Susanne ressentait pour elle un vif attachement, et, sans avoir un goût prématuré pour les livres, pour la vie sédentaire ou pour l’instruction, à cause de l’instruction elle-même, comme l’avait été celui de Fanny, elle avait un désir si vif de ne pas paraître ignorante, que cela la rendait une écolière très attentive et très-reconnaissante. Fanny était son oracle. Les explications, les commentaires qu’elle lui faisait, étaient une addition importante à tout essai ou tout autre chapitre d’histoire. Ce que Fanny lui disait de ses jeunes années, se gravait dans son esprit plus facilement que les pages de Goldsmith. Aucun sujet de conversation ne revenait plus souvent que le parc de Mansfield, la description des personnes qui l’habitaient, les amusemens, les usages, les habitudes qui y avaient lieu. Susanne, qui avait un goût inné pour l’aisance et une situation agréable, écoutait avidement, et Fanny ne se lassait point de parler d’objets qui l’intéressaient vivement. Elle croyait bien agir, quoiqu’au bout de quelque temps, l’admiration que Susanne témoignait pour tout ce qui se disait ou se faisait dans la maison de son oncle dans le comté de Northampton, parût presque être une censure de ce que Fanny excitait en elle, des sentimens qu’elle ne pouvait satisfaire.
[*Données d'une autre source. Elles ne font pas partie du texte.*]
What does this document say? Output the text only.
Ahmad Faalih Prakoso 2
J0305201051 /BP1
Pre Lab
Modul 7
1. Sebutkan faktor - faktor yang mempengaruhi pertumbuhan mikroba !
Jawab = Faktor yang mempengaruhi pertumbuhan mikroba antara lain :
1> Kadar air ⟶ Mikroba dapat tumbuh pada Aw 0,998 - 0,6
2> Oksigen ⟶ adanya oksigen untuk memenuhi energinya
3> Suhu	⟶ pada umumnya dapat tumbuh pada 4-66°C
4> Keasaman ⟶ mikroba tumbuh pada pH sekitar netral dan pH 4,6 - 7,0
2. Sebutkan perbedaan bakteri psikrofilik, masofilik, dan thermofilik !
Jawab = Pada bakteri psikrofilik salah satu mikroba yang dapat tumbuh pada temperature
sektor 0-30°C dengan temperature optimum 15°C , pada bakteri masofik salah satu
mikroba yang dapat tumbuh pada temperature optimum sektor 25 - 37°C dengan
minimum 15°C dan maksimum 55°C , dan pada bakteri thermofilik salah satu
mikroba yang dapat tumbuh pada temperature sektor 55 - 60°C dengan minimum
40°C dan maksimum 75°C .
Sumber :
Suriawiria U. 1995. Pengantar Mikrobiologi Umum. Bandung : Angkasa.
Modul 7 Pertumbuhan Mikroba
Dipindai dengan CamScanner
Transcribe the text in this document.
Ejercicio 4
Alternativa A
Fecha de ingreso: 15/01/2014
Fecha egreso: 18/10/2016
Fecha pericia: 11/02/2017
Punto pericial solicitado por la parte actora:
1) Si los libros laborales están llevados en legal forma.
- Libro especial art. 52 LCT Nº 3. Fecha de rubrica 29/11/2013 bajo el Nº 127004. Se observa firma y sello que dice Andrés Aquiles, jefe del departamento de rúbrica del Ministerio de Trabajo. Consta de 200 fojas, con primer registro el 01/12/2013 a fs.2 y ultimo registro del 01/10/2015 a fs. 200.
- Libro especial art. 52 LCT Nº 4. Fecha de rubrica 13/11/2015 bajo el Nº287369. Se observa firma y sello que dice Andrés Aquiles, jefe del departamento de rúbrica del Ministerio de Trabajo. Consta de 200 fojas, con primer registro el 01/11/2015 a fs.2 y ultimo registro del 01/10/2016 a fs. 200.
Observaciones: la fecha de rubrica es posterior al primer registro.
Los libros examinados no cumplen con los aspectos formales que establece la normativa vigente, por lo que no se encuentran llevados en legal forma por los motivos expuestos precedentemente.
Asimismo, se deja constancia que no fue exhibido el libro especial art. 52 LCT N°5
La pauvre Susanne était aussi peu disposée à se plaire à Portsmouth que sa sœur aînée. Fanny commença à sentir qu’en laissant Susanne derrière elle, pour perdre toutes les dispositions qu’elle avait à devenir une personne distinguée, elle-même perdrait une partie de son bonheur. Si elle avait eu la possibilité de l’inviter à venir demeurer avec elle, quel agrément ! Et si elle avait pu répondre à l’attachement de monsieur Crawford, une des plus grandes consolations de Fanny eût été de le voir approuver une pareille mesure. Elle le croyait véritablement obligeant, et elle ne pouvait que présumer qu’il approuverait très-volontiers un pareil plan.